Soon after, the dueling gas trucks begin their counter melodies as they announce themselves to our inhabitants. One begins with the slow whine Zzzzzzz gaaaaaaasssss, while the other company plays a plucky little tune. Water delivery is announced as the deliveryman shouts “Agua! Aguuuuuuuaahhhhh! Agua!” as he toots his horn.

A soloist on a small pan flute announces his presence in the neighborhood and his readiness to sharpen all of our dull knives. Later on a truck with speakers tied on top of the cab crawls through the neighborhood blaring out the items the junk man will take away in his truck. Interspersed throughout the day are other vehicles with speakers strapped to their car tops or hanging out of their car trunks as they shout out or play the latest advertisement.

Often the car will park alongside the road and play through an entire announcement, and then slowly drive to another location where it will park and rest and repeat. These are several independent movements of the opus. As is the yellow plane which flies overhead, it, too, with a speaker attached, announcing some event.

The produce sellers will park their truck and they will call out the type of produce they offer for the day, and the price of their wares.

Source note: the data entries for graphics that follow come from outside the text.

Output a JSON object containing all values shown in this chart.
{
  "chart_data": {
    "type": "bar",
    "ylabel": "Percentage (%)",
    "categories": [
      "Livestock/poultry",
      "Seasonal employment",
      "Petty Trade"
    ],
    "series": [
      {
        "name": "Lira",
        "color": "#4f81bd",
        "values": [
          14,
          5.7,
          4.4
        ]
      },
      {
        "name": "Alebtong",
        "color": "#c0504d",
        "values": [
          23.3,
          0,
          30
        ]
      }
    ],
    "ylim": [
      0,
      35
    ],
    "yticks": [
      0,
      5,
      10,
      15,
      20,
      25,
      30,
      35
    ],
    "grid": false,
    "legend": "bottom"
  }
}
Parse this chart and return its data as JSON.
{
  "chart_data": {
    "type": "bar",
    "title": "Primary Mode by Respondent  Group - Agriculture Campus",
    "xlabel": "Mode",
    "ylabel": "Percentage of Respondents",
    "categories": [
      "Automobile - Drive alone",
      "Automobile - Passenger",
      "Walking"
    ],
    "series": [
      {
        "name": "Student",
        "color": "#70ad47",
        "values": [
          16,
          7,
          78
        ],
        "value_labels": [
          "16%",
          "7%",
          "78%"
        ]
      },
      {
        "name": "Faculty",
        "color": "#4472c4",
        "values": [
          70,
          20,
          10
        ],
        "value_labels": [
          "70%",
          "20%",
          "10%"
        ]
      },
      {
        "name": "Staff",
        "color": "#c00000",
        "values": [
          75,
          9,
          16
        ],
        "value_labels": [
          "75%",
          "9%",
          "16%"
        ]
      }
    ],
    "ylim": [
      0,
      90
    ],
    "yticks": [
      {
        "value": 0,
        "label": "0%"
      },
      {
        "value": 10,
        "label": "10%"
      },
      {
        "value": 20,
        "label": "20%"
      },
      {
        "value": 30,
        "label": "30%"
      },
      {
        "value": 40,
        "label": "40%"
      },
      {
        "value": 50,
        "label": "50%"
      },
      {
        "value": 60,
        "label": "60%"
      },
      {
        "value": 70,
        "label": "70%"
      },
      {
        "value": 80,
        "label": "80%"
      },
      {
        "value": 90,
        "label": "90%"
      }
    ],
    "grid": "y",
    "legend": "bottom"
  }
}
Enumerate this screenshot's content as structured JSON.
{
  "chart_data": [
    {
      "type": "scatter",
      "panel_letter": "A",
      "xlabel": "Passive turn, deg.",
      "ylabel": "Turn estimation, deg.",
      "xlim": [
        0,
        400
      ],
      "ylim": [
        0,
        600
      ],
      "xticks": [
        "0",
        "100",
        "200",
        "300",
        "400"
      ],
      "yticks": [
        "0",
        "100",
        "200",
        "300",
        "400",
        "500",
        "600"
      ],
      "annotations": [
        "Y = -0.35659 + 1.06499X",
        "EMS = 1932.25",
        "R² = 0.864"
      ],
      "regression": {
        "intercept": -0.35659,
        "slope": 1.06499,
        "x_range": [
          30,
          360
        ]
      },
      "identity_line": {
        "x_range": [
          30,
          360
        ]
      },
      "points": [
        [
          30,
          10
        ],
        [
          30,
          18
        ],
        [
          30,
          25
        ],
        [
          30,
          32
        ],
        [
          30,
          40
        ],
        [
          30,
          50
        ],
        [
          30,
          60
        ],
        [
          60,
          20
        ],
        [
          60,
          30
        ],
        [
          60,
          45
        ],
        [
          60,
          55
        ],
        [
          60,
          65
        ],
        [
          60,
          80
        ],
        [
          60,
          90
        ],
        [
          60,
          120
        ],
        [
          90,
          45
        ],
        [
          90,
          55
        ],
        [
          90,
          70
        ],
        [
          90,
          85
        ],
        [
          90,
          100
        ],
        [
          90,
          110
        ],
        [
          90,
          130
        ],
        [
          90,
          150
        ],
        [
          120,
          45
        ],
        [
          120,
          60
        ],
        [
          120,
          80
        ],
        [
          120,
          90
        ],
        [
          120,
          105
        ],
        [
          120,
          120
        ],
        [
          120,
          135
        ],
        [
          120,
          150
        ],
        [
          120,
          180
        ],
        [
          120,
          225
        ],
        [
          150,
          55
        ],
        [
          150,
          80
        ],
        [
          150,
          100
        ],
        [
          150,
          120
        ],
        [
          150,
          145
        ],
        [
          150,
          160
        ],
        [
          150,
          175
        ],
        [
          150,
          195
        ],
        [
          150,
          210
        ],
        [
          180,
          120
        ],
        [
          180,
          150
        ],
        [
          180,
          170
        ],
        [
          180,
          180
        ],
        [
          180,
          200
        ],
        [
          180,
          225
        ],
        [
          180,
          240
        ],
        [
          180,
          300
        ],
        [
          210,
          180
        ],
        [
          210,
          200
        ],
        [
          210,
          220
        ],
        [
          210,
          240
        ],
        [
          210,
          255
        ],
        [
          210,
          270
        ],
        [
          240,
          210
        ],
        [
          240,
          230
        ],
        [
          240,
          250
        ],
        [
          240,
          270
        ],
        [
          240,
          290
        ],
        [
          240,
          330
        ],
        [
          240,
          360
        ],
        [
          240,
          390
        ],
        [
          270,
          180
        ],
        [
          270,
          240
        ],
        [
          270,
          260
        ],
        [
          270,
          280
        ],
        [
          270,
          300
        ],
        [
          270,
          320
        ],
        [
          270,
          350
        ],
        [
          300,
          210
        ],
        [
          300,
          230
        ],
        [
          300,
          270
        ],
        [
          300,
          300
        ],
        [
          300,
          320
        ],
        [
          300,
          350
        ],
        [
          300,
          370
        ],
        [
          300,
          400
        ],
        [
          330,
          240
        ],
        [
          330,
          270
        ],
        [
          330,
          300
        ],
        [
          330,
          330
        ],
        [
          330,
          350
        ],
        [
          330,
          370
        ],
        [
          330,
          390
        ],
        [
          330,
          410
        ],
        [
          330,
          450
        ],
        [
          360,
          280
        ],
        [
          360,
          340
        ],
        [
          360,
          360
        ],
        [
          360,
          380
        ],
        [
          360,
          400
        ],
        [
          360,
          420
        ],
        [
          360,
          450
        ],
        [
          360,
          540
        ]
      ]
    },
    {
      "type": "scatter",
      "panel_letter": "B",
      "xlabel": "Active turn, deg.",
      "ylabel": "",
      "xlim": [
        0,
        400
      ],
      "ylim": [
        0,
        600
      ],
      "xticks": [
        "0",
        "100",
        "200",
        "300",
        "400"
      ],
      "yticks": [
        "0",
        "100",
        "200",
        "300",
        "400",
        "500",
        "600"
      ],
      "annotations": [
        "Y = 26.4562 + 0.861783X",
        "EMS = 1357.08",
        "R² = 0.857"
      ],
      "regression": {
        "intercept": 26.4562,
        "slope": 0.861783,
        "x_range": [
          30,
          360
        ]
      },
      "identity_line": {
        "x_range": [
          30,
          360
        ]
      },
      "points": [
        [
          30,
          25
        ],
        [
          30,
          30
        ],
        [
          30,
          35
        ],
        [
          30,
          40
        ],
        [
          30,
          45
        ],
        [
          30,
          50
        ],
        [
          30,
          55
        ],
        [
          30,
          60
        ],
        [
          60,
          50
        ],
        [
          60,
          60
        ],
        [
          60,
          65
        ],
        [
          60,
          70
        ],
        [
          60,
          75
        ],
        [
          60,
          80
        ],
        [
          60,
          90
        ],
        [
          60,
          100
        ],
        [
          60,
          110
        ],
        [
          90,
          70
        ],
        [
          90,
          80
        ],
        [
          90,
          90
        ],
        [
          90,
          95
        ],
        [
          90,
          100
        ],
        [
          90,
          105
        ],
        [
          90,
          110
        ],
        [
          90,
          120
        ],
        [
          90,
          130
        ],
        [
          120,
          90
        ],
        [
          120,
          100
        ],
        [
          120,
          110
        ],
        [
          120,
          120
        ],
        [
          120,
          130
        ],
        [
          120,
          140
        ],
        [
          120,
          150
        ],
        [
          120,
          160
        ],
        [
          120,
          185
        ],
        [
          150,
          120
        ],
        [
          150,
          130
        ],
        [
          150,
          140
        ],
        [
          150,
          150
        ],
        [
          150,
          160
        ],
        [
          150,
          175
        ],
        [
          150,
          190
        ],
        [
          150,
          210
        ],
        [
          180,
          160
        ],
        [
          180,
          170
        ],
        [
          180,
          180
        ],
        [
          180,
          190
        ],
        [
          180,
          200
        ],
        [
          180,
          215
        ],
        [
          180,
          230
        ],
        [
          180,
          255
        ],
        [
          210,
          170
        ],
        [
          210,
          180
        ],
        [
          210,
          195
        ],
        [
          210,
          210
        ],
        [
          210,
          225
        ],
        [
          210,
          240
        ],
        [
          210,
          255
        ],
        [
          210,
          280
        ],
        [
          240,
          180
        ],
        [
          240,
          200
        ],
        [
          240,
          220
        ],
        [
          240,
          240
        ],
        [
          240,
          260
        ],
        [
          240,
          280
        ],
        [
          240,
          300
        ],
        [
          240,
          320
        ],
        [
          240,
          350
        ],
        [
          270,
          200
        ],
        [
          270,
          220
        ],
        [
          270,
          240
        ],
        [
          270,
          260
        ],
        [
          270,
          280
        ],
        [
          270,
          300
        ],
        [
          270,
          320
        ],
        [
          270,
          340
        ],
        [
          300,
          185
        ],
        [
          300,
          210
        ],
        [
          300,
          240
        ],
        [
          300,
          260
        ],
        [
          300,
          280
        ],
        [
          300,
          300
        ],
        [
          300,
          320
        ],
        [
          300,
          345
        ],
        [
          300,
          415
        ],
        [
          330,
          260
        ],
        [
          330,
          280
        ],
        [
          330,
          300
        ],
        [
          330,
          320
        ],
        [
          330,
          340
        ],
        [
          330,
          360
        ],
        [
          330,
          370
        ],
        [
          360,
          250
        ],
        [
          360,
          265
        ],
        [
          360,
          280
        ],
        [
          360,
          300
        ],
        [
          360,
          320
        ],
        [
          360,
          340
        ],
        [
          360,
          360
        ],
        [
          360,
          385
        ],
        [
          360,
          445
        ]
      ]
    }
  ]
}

They will remain a short while, and continue their journey to the next block and repeat their stanza.

During certain times of year, when the circus comes to town, trucks pulling animals in cages attract our attention again with speakers as they hawk the circus, the acts, and the price of the tickets, and park and sell tickets from the cabs of their trucks while the animals pace their cages or sleep in the extreme heat.

And underlying this concert is the hum of the passing of vehicles and livestock. The clatter of the hoofs of the horses and burros alongside the various vehicles; the cars, motorcycles and ATV’s create the rumble, rattle, clatter and clamor of the vehicles as they navigate the cobblestone streets are the percussion to the ongoing musical.

Many cars provide complex counter-melodies when they drive by with their own music reverberating at painful levels and we can feel the bass in our chests as they drive by. Can they even think with the music that loud? Even the parked cars join in with their whistles, whoops and warnings when their alarms go off if someone drives too close to the car, or the bass music was so loud that it set off the alarm.

And in the midst of it all are the dogs that guard their fence lines and property and bark at each passerby to warn them off their territory. Sometime setting off a chorus of other dogs.

The sounds of a village in Mexico are seemingly ceaseless, serenading us from dawn until well after nightfall. They announce the arrival of the many services, advertise and entertain. I once heard a story about a man who moved away from the village back to the Northern part of America who lost his ability to sleep peacefully, until a friend sent him a recording of the street noises in Mexico. He now sleeps like a newborn babe.